Когда крыша была свалена, какой-то человек в санях, с техническим значком на фуражке, подъехал к соседнему старому пустому дому, вошел во двор, кого-то поискал, посмотрел, потом опять вышел на улицу и плюнул.
— Этим чертям хоть кол на голове теши! Ведь сказал, к двенадцати часам быть на месте.
Потом его взгляд остановился на сломанной крыше другого дома. Человек озадаченно замолчал и полез в карман за книжкой. Посмотрел в книжку, потом номер дома! И еще раз плюнул, пошел к работавшим.
— Вы что ж это делаете тут, черти косорылые! — закричал он на крышу.
Мужики посмотрели вниз.
— А что?..
— А что?.. Глаза-то у вас есть? Вы что же это орудуете? Какой номер вам приказано ломать?
— Какой… Третий, — ответил мужик в полушубке и полез в карман.
— Читай! — крикнул на него человек с техническим значком, когда тот вытащил из кармана полушубка бумажку и долго с недоумением смотрел на нее.
— Ну, третий, а тут какая-то буковка сбоку подставлена.
— То-то вот — буковка. Вот этой буковкой тебя… Сказано номер три-а, а ты просто третий полыхнул?

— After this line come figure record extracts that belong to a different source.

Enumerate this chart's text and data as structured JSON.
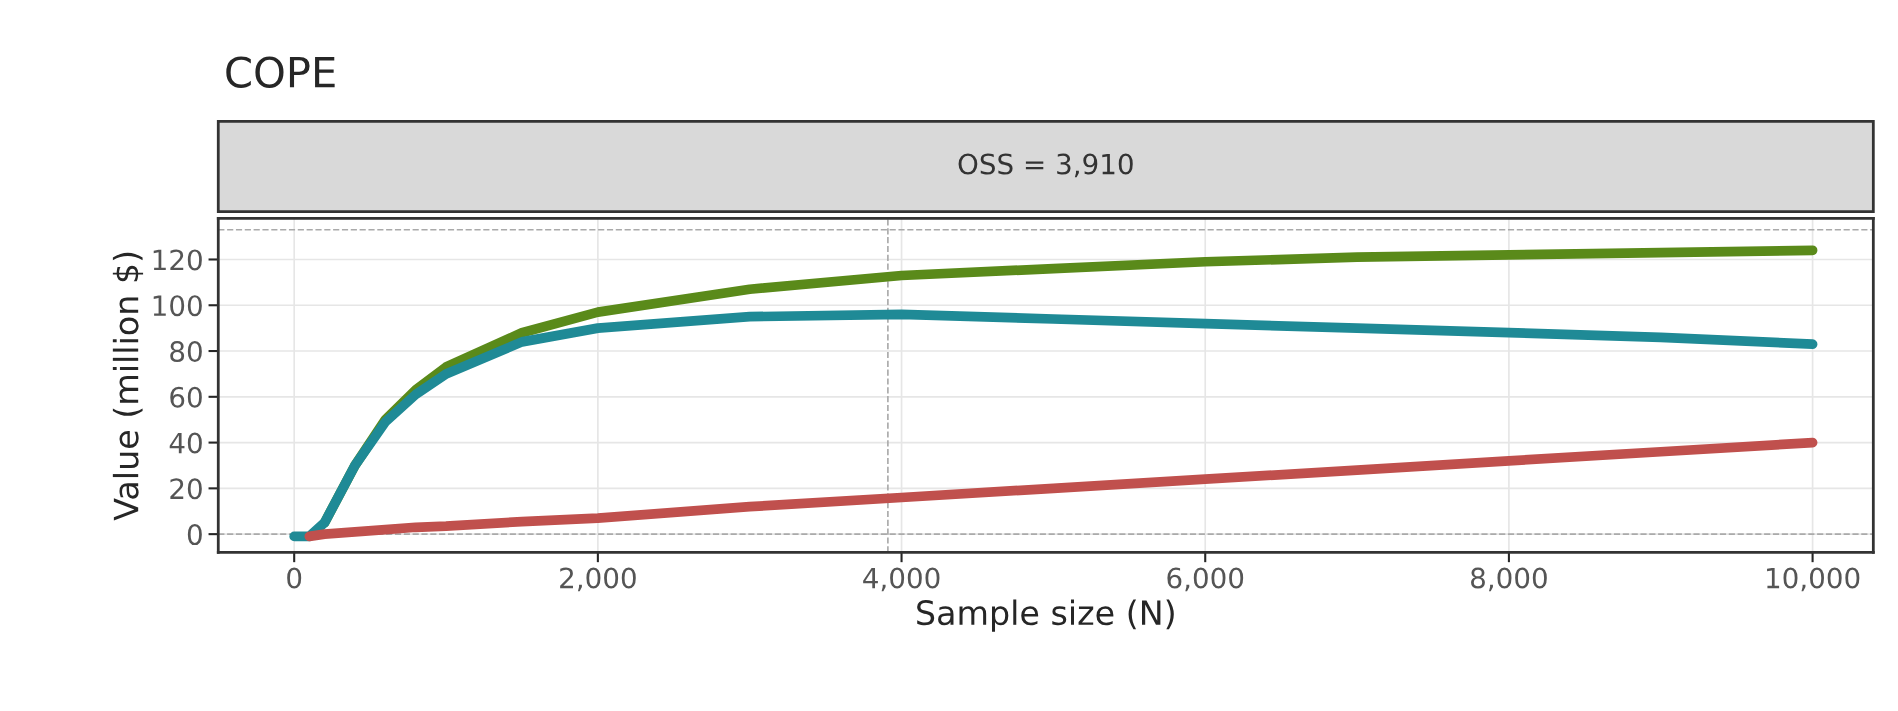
{
  "chart_data": {
    "type": "line",
    "title": "COPE",
    "subtitle": "OSS = 3,910",
    "xlabel": "Sample size (N)",
    "ylabel": "Value (million $)",
    "x": [
      0,
      100,
      200,
      400,
      600,
      800,
      1000,
      1500,
      2000,
      3000,
      4000,
      5000,
      6000,
      7000,
      8000,
      9000,
      10000
    ],
    "series": [
      {
        "color": "#5a8a1a",
        "values": [
          null,
          null,
          5,
          30,
          50,
          63,
          73,
          88,
          97,
          107,
          113,
          116,
          119,
          121,
          122,
          123,
          124
        ]
      },
      {
        "color": "#1f8a96",
        "values": [
          -1,
          -1,
          5,
          30,
          49,
          61,
          70,
          84,
          90,
          95,
          96,
          94,
          92,
          90,
          88,
          86,
          83
        ]
      },
      {
        "color": "#c0504d",
        "values": [
          null,
          -1,
          0,
          1,
          2,
          3,
          3.5,
          5.5,
          7,
          12,
          16,
          20,
          24,
          28,
          32,
          36,
          40
        ]
      }
    ],
    "xlim": [
      -500,
      10400
    ],
    "ylim": [
      -8,
      138
    ],
    "xticks": [
      {
        "value": 0,
        "label": "0"
      },
      {
        "value": 2000,
        "label": "2,000"
      },
      {
        "value": 4000,
        "label": "4,000"
      },
      {
        "value": 6000,
        "label": "6,000"
      },
      {
        "value": 8000,
        "label": "8,000"
      },
      {
        "value": 10000,
        "label": "10,000"
      }
    ],
    "yticks": [
      0,
      20,
      40,
      60,
      80,
      100,
      120
    ],
    "ref_lines": [
      {
        "axis": "y",
        "value": 0,
        "line_style": "dashed",
        "color": "#aaaaaa"
      },
      {
        "axis": "y",
        "value": 133,
        "line_style": "dashed",
        "color": "#aaaaaa"
      },
      {
        "axis": "x",
        "value": 3910,
        "line_style": "dashed",
        "color": "#aaaaaa"
      }
    ],
    "grid": true,
    "marker": "none",
    "line_style": "solid"
  }
}
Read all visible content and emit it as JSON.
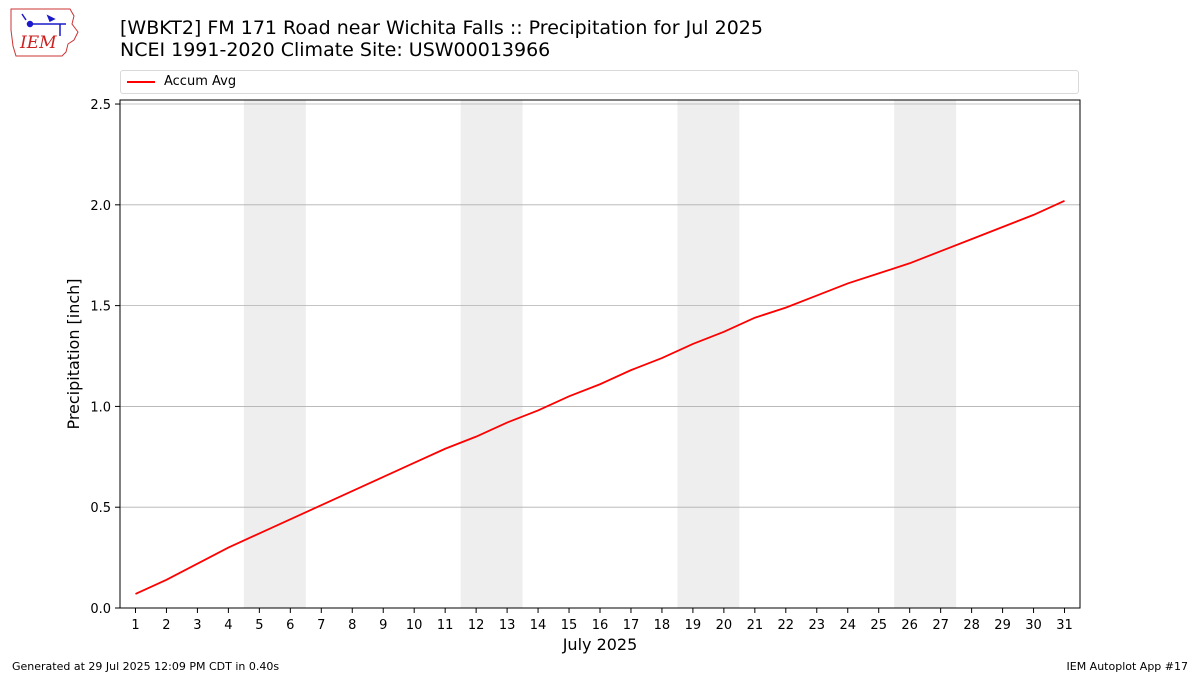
{
  "header": {
    "title_line1": "[WBKT2] FM 171 Road near Wichita Falls :: Precipitation for Jul 2025",
    "title_line2": "NCEI 1991-2020 Climate Site: USW00013966",
    "logo_text": "IEM"
  },
  "footer": {
    "generated": "Generated at 29 Jul 2025 12:09 PM CDT in 0.40s",
    "app": "IEM Autoplot App #17"
  },
  "chart_data": {
    "type": "line",
    "xlabel": "July 2025",
    "ylabel": "Precipitation [inch]",
    "xlim": [
      0.5,
      31.5
    ],
    "ylim": [
      0,
      2.52
    ],
    "yticks": [
      0.0,
      0.5,
      1.0,
      1.5,
      2.0,
      2.5
    ],
    "ytick_labels": [
      "0.0",
      "0.5",
      "1.0",
      "1.5",
      "2.0",
      "2.5"
    ],
    "x": [
      1,
      2,
      3,
      4,
      5,
      6,
      7,
      8,
      9,
      10,
      11,
      12,
      13,
      14,
      15,
      16,
      17,
      18,
      19,
      20,
      21,
      22,
      23,
      24,
      25,
      26,
      27,
      28,
      29,
      30,
      31
    ],
    "series": [
      {
        "name": "Accum Avg",
        "color": "#ff0000",
        "values": [
          0.07,
          0.14,
          0.22,
          0.3,
          0.37,
          0.44,
          0.51,
          0.58,
          0.65,
          0.72,
          0.79,
          0.85,
          0.92,
          0.98,
          1.05,
          1.11,
          1.18,
          1.24,
          1.31,
          1.37,
          1.44,
          1.49,
          1.55,
          1.61,
          1.66,
          1.71,
          1.77,
          1.83,
          1.89,
          1.95,
          2.02
        ]
      }
    ],
    "weekend_shading": [
      [
        4.5,
        6.5
      ],
      [
        11.5,
        13.5
      ],
      [
        18.5,
        20.5
      ],
      [
        25.5,
        27.5
      ]
    ],
    "shading_color": "#eeeeee",
    "grid": "horizontal",
    "grid_color": "#b0b0b0",
    "legend_position": "top"
  }
}
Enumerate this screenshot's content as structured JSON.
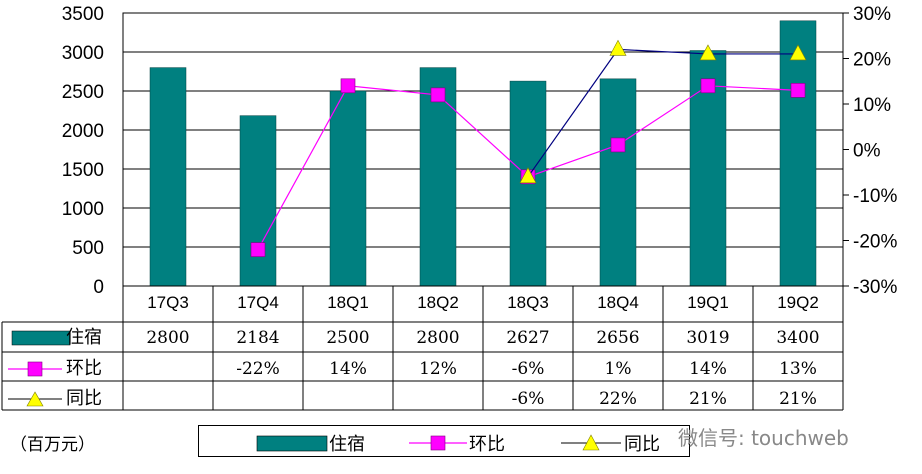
{
  "chart_data": {
    "type": "bar",
    "categories": [
      "17Q3",
      "17Q4",
      "18Q1",
      "18Q2",
      "18Q3",
      "18Q4",
      "19Q1",
      "19Q2"
    ],
    "series": [
      {
        "name": "住宿",
        "type": "bar",
        "axis": "left",
        "values": [
          2800,
          2184,
          2500,
          2800,
          2627,
          2656,
          3019,
          3400
        ],
        "color": "#008080"
      },
      {
        "name": "环比",
        "type": "line",
        "axis": "right",
        "values": [
          null,
          -22,
          14,
          12,
          -6,
          1,
          14,
          13
        ],
        "color": "#FF00FF"
      },
      {
        "name": "同比",
        "type": "line",
        "axis": "right",
        "values": [
          null,
          null,
          null,
          null,
          -6,
          22,
          21,
          21
        ],
        "color": "#000080",
        "marker_color": "#FFFF00"
      }
    ],
    "left_axis": {
      "ylim": [
        0,
        3500
      ],
      "ticks": [
        "0",
        "500",
        "1000",
        "1500",
        "2000",
        "2500",
        "3000",
        "3500"
      ]
    },
    "right_axis": {
      "ylim": [
        -30,
        30
      ],
      "ticks": [
        "-30%",
        "-20%",
        "-10%",
        "0%",
        "10%",
        "20%",
        "30%"
      ]
    },
    "grid": true
  },
  "table": {
    "rows": [
      {
        "label": "住宿",
        "cells": [
          "2800",
          "2184",
          "2500",
          "2800",
          "2627",
          "2656",
          "3019",
          "3400"
        ]
      },
      {
        "label": "环比",
        "cells": [
          "",
          "-22%",
          "14%",
          "12%",
          "-6%",
          "1%",
          "14%",
          "13%"
        ]
      },
      {
        "label": "同比",
        "cells": [
          "",
          "",
          "",
          "",
          "-6%",
          "22%",
          "21%",
          "21%"
        ]
      }
    ]
  },
  "unit_label": "（百万元）",
  "legend": [
    "住宿",
    "环比",
    "同比"
  ],
  "watermark": "微信号: touchweb"
}
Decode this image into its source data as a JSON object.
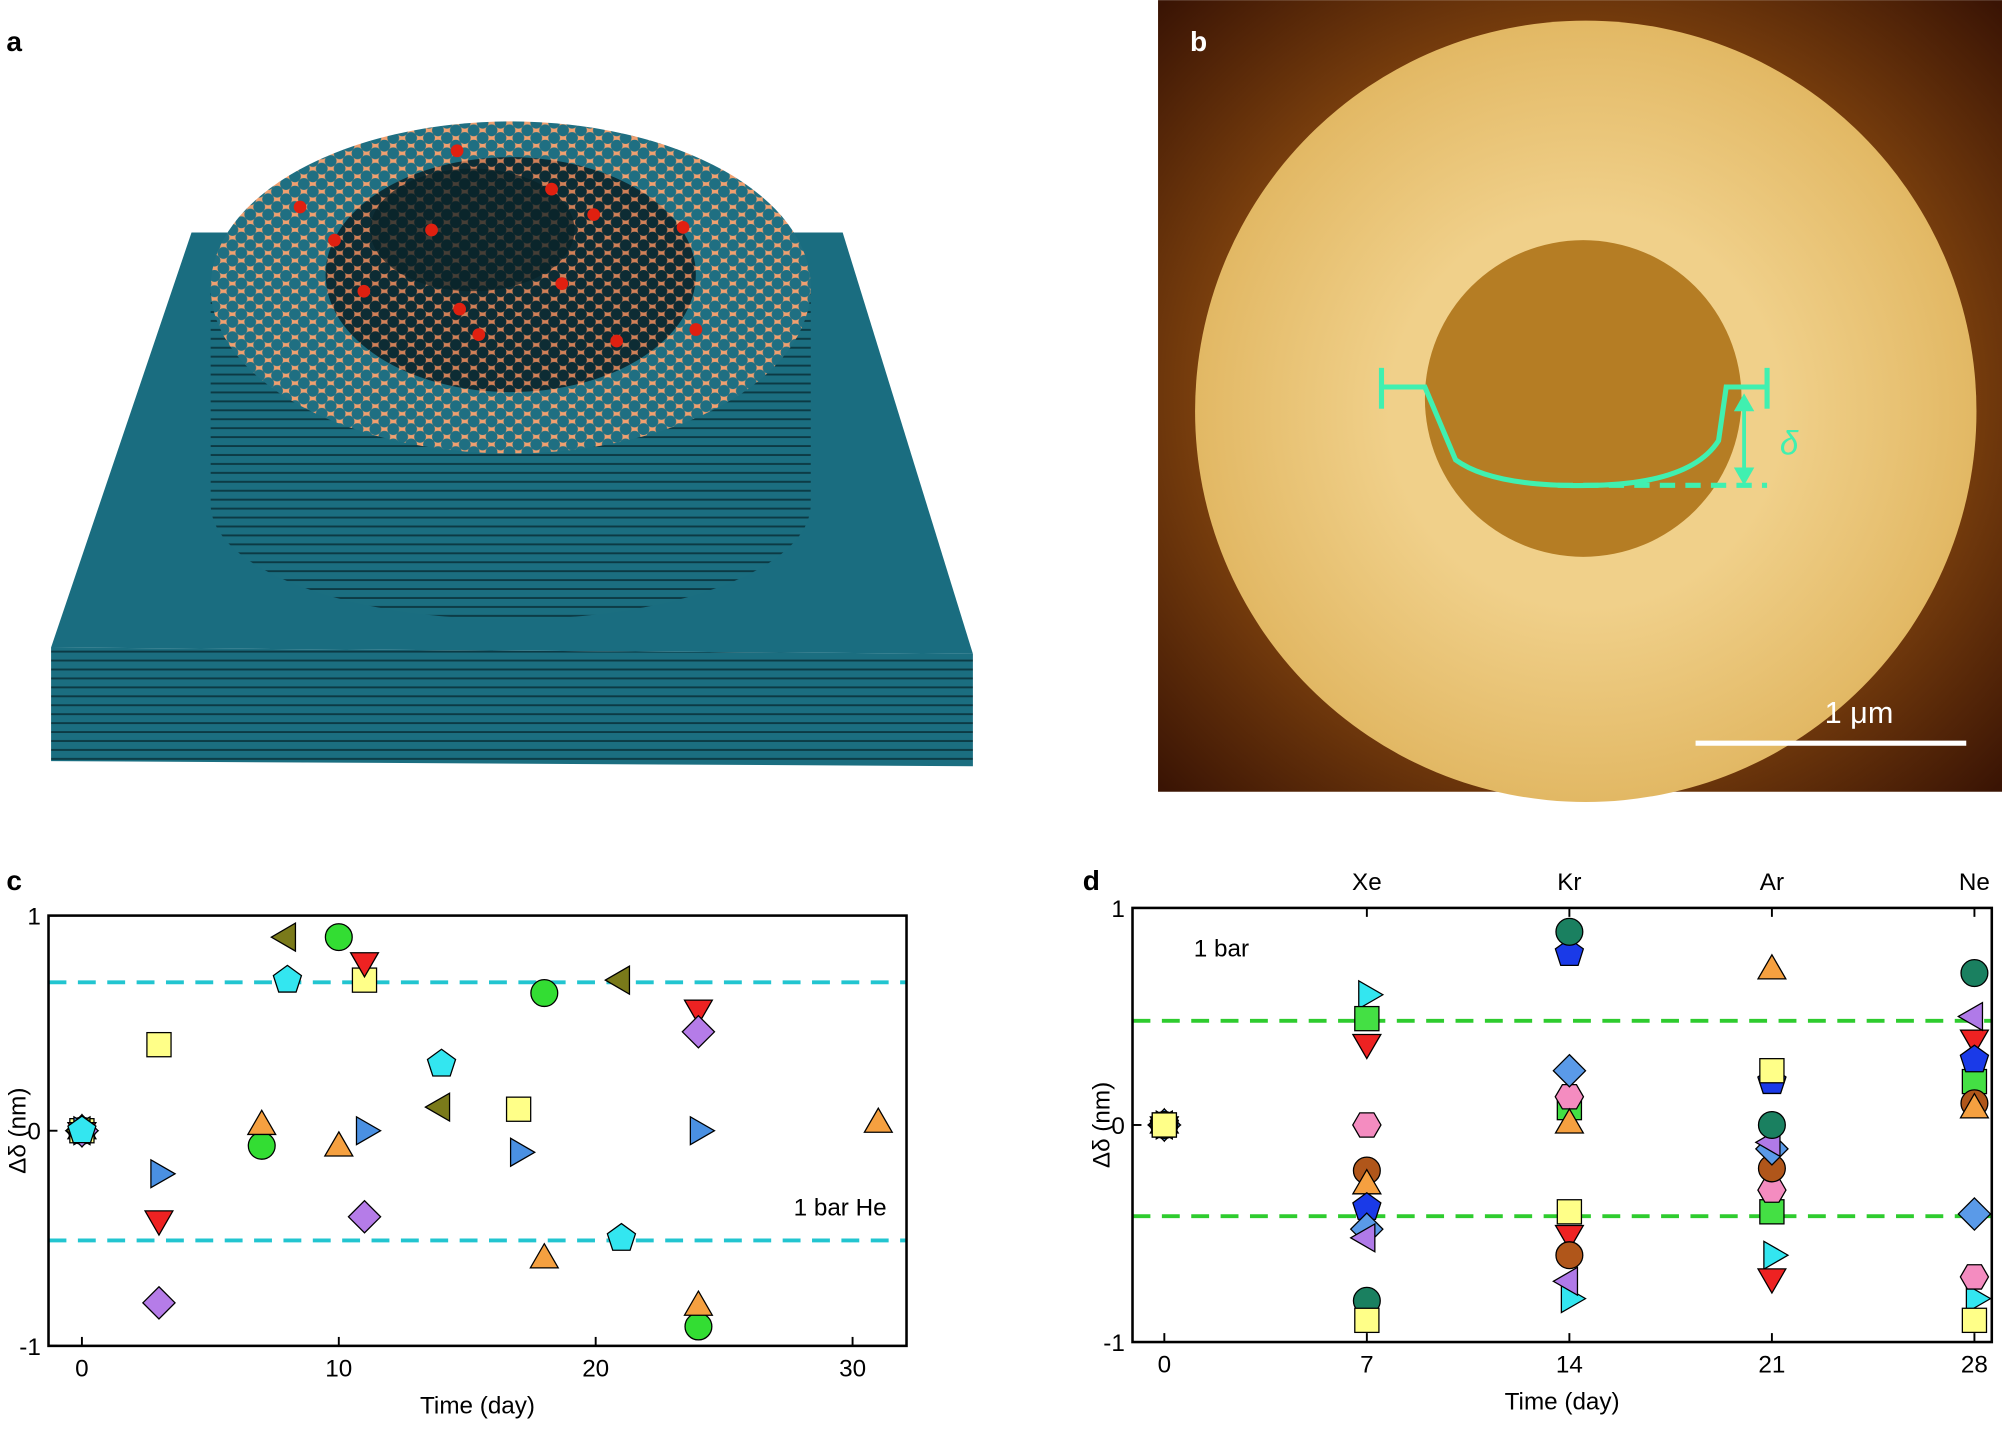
{
  "panel_labels": [
    "a",
    "b",
    "c",
    "d"
  ],
  "image_b": {
    "scale_bar": "1 μm",
    "delta_label": "δ"
  },
  "chart_data": [
    {
      "type": "scatter",
      "x_label": "Time (day)",
      "y_label": "Δδ (nm)",
      "annotation": "1 bar He",
      "xlim": [
        -1.3,
        32.1
      ],
      "ylim": [
        -1,
        1
      ],
      "xticks": [
        0,
        10,
        20,
        30
      ],
      "yticks": [
        -1,
        0,
        1
      ],
      "reference_lines": {
        "values": [
          0.69,
          -0.51
        ],
        "color": "#22c5d0",
        "style": "dashed"
      },
      "series": [
        {
          "marker": "circle",
          "color": "#33dd33",
          "x": [
            0,
            7,
            10,
            18,
            24
          ],
          "values": [
            0,
            -0.07,
            0.9,
            0.64,
            -0.91
          ]
        },
        {
          "marker": "triangle-up",
          "color": "#f5a040",
          "x": [
            0,
            7,
            10,
            18,
            24,
            31
          ],
          "values": [
            0,
            0.02,
            -0.08,
            -0.6,
            -0.82,
            0.03
          ]
        },
        {
          "marker": "square",
          "color": "#ffff88",
          "x": [
            0,
            3,
            11,
            17
          ],
          "values": [
            0,
            0.4,
            0.7,
            0.1
          ]
        },
        {
          "marker": "triangle-right",
          "color": "#4a90e2",
          "x": [
            0,
            3,
            11,
            17,
            24
          ],
          "values": [
            0,
            -0.2,
            0,
            -0.1,
            0
          ]
        },
        {
          "marker": "triangle-down",
          "color": "#ee2222",
          "x": [
            0,
            3,
            11,
            24
          ],
          "values": [
            0,
            -0.41,
            0.79,
            0.57
          ]
        },
        {
          "marker": "diamond",
          "color": "#b57ce8",
          "x": [
            0,
            3,
            11,
            24
          ],
          "values": [
            0,
            -0.8,
            -0.4,
            0.46
          ]
        },
        {
          "marker": "triangle-left",
          "color": "#7a7a1a",
          "x": [
            0,
            8,
            14,
            21
          ],
          "values": [
            0,
            0.9,
            0.11,
            0.7
          ]
        },
        {
          "marker": "pentagon",
          "color": "#33e6f0",
          "x": [
            0,
            8,
            14,
            21
          ],
          "values": [
            0,
            0.7,
            0.31,
            -0.5
          ]
        }
      ]
    },
    {
      "type": "scatter",
      "x_label": "Time (day)",
      "y_label": "Δδ (nm)",
      "annotation": "1 bar",
      "xlim": [
        -1.1,
        28.6
      ],
      "ylim": [
        -1,
        1
      ],
      "xticks": [
        0,
        7,
        14,
        21,
        28
      ],
      "yticks": [
        -1,
        0,
        1
      ],
      "x2ticks": [
        {
          "value": 7,
          "label": "Xe"
        },
        {
          "value": 14,
          "label": "Kr"
        },
        {
          "value": 21,
          "label": "Ar"
        },
        {
          "value": 28,
          "label": "Ne"
        }
      ],
      "reference_lines": {
        "values": [
          0.48,
          -0.42
        ],
        "color": "#2ecc2e",
        "style": "dashed"
      },
      "series": [
        {
          "marker": "triangle-right",
          "color": "#33e6f0",
          "x": [
            0,
            7,
            14,
            21,
            28
          ],
          "values": [
            0,
            0.6,
            -0.8,
            -0.6,
            -0.8
          ]
        },
        {
          "marker": "square",
          "color": "#44e044",
          "x": [
            0,
            7,
            14,
            21,
            28
          ],
          "values": [
            0,
            0.49,
            0.08,
            -0.4,
            0.2
          ]
        },
        {
          "marker": "triangle-down",
          "color": "#ee2222",
          "x": [
            0,
            7,
            14,
            21,
            28
          ],
          "values": [
            0,
            0.38,
            -0.5,
            -0.7,
            0.4
          ]
        },
        {
          "marker": "hexagon",
          "color": "#f48cc0",
          "x": [
            0,
            7,
            14,
            21,
            28
          ],
          "values": [
            0,
            0,
            0.13,
            -0.3,
            -0.7
          ]
        },
        {
          "marker": "circle",
          "color": "#b0561a",
          "x": [
            0,
            7,
            14,
            21,
            28
          ],
          "values": [
            0,
            -0.21,
            -0.6,
            -0.2,
            0.1
          ]
        },
        {
          "marker": "triangle-up",
          "color": "#f5a040",
          "x": [
            0,
            7,
            14,
            21,
            28
          ],
          "values": [
            0,
            -0.28,
            0,
            0.71,
            0.07
          ]
        },
        {
          "marker": "pentagon",
          "color": "#1a3ae8",
          "x": [
            0,
            7,
            14,
            21,
            28
          ],
          "values": [
            0,
            -0.38,
            0.79,
            0.2,
            0.3
          ]
        },
        {
          "marker": "diamond",
          "color": "#5a9ae8",
          "x": [
            0,
            7,
            14,
            21,
            28
          ],
          "values": [
            0,
            -0.48,
            0.25,
            -0.11,
            -0.41
          ]
        },
        {
          "marker": "triangle-left",
          "color": "#b07ae8",
          "x": [
            0,
            7,
            14,
            21,
            28
          ],
          "values": [
            0,
            -0.52,
            -0.72,
            -0.08,
            0.5
          ]
        },
        {
          "marker": "circle",
          "color": "#1a8060",
          "x": [
            0,
            7,
            14,
            21,
            28
          ],
          "values": [
            0,
            -0.81,
            0.89,
            0,
            0.7
          ]
        },
        {
          "marker": "square",
          "color": "#ffff88",
          "x": [
            0,
            7,
            14,
            21,
            28
          ],
          "values": [
            0,
            -0.9,
            -0.4,
            0.25,
            -0.9
          ]
        }
      ]
    }
  ]
}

— Ах ты, мать честная… — сказал мужик в полушубке, еще раз с сомнением посмотрев на бумажку, — два часа задаром отворочали. А я было и глядел на нее, на буковку-то, думал, ничего, маленькая дюже показалась. Вот ведь вредная какая, — скажи пожалуйста. Ну, делать нечего, полезай, ребята, на следующий.
— Лихая их возьми, — выдумали эти буквы, — сказал старичок, — они вот тут так-то потрутся, да всю улицу и смахнут. Такое время, а они буквы ставят.
Рулетка
Хозяйка рылась с артелью на огороде, когда прибежала ее племянница и сказала, что пришли в квартиру какие-то люди и требуют хозяев.
— Господи боже мой, что им нужно-то?
— Уж не обмеривать ли комнаты пришли? — сказала соседка.
— Спаси, царица небесная… К нашим соседям пришли с рулеткой, обмерили, а потом выселили. Кубатура, говорят, не сходится.
— Вот, вот, все про кубатуру про эту говорят, чтоб она подохла!
— А, может, с обыском? Не прячь ничего, а то хуже: все отберут.
— Вот до чего запугали, ну, просто…
Хозяйка, вытирая о фартук руки, тревожно пошла к дому. У порога стояли, дожидаясь ее, трое молодых людей.
— Вы хозяйка?
— Я… — сказала та, испуганно глядя то на одного, то на другого.
— Позвольте осмотреть квартиру.
Хозяйка с испуганным лицом открыла дверь. Все вошли. В это время с огорода с растрепавшимися волосами прибежала прачка и испуганным шепотом успела сказать хозяйке:
— Мандат спроси…
Хозяйка растерянно оглянулась и, нерешительно продвинувшись вперед, только было хотела спросить мандат, как один из пришедших молодых людей в кожаной куртке сказал товарищу:
— Рулетку взял?
— Взял, — отвечал тот.
Хозяйка побледнела и, в растерянности оглянувшись на стоящий в дверях любопытный народ, попятилась к двери.
— Вот это было налетела… — сказал кто-то негромко в сенях.
— Теперь пропала.
Хозяйка еще тревожнее оглянулась в ту сторону, откуда было сказано, потом, как бы желая загладить свою вину, выразившуюся в намерении спросить мандат, сказала, обращаясь к молодому человеку в кожаной куртке, который был, очевидно, главным:
— Может быть, выслать народ-то, батюшка?
— Пусть остаются: чем больше народу, тем лучше. Меряй стену, — сказал он товарищу.